Problems

Problems that exist within the system, that we need to live with because changing them would require major redesign.

neutron-ha-tool at the moment is not really monitoring the connection between routers but rather the agent's reported status. For short outages in the management network, or rabbit outages causing agents to fail to send the heartbeat - the tool might falsely decide to move routers.
not all routers are equal - a small number of routers are responsible for the majority of the load

Goals

make sure that the tool is not causing more trouble than help, it is not amplifying small outages
make sure busy routers are treated with care - they do not land on the same agent
neutron ha tool has to be made aware of the actual environment
- some routers are responsible for the most of the traffic
  - special treatment for busy routers
    - check load on target agent before migrating busy router - on the first iteration it can be as simple as counting the busy routers per agent, and making sure busy routers are evenly distributed.
    - can we know in advance which are the busy routers - can we tag them?
    - maybe having placement preferences for routers (Router 1 should live in agent1 or agent2) explicitly hinting the scheduling of routers

Metrics

The tool has to know the layout of the routers and agents somehow.

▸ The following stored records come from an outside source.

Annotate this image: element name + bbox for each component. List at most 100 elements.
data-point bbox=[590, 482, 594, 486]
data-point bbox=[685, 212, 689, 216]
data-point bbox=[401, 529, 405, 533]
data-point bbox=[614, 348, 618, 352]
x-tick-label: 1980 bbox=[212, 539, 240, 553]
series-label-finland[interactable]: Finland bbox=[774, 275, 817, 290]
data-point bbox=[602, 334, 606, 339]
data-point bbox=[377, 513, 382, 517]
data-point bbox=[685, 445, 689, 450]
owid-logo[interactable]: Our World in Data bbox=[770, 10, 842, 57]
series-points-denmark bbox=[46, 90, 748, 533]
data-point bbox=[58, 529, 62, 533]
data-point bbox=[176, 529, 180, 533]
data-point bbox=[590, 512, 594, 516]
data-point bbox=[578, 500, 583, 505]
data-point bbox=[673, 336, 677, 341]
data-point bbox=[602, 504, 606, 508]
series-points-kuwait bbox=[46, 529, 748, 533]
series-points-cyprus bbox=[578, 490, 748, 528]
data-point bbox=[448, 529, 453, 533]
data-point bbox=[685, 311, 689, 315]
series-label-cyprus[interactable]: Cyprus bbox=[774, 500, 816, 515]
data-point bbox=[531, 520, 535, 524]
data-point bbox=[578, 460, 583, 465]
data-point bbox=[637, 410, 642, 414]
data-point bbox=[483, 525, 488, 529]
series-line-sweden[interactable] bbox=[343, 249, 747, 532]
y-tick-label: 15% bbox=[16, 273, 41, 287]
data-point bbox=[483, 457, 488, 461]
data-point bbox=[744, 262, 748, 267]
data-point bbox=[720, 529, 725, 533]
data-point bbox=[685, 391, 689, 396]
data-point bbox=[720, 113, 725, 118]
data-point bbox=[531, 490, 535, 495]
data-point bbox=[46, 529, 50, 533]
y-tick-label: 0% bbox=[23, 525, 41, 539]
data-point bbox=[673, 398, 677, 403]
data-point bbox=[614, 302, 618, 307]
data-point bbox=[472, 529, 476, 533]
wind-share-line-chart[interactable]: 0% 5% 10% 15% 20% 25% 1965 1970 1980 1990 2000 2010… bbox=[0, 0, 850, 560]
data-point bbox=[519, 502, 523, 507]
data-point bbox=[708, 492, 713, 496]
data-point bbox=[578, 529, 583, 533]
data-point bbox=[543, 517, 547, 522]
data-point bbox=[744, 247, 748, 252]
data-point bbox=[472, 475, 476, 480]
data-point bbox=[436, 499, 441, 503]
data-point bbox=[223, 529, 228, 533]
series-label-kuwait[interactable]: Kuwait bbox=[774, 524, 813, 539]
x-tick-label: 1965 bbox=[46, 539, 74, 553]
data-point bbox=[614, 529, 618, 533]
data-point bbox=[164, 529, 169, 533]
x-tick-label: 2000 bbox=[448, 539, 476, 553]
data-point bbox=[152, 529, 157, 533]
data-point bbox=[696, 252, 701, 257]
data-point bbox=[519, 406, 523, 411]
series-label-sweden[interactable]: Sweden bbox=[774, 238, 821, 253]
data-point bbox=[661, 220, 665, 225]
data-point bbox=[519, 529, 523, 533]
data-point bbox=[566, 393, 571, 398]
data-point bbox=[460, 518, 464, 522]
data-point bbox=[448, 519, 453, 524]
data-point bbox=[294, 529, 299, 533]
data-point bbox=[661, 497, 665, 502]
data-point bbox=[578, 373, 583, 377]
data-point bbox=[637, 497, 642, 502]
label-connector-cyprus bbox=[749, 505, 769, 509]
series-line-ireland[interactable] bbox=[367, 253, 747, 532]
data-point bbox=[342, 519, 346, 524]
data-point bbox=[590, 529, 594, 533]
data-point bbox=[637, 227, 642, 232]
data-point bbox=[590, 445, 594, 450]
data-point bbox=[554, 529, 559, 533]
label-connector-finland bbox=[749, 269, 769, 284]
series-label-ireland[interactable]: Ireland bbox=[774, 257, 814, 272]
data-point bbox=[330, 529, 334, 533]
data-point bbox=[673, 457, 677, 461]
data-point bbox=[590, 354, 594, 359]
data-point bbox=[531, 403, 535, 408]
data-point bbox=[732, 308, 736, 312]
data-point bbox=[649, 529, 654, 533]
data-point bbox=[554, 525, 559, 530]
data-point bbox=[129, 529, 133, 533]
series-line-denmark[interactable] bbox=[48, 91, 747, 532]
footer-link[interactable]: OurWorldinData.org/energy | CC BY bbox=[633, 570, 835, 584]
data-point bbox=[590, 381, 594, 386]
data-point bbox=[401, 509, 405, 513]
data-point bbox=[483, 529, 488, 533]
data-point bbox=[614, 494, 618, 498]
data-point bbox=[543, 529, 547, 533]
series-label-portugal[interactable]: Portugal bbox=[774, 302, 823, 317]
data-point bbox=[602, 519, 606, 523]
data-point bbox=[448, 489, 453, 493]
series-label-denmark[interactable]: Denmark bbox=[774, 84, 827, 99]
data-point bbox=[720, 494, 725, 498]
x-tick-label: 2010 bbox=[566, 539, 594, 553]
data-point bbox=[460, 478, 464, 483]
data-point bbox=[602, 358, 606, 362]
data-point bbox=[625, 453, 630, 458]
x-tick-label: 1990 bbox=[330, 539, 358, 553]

How do we know how busy an agent is?
- maybe we should treat an agent busy if it already has one busy router.
How do we know if a router is busy router?
- is it a fixed list?
- what if landscape is re-built?
- can we do some real-time measurements, like if a router has more than X ports, we treat it as a busy one?
- shall we assign some metric to the busyness? Each landscape has one busy router, but the prod landscape is the most important.

Scheduling

When we found that an agent needs to be evacuated, how do we use the above metrics to schedule router migrations?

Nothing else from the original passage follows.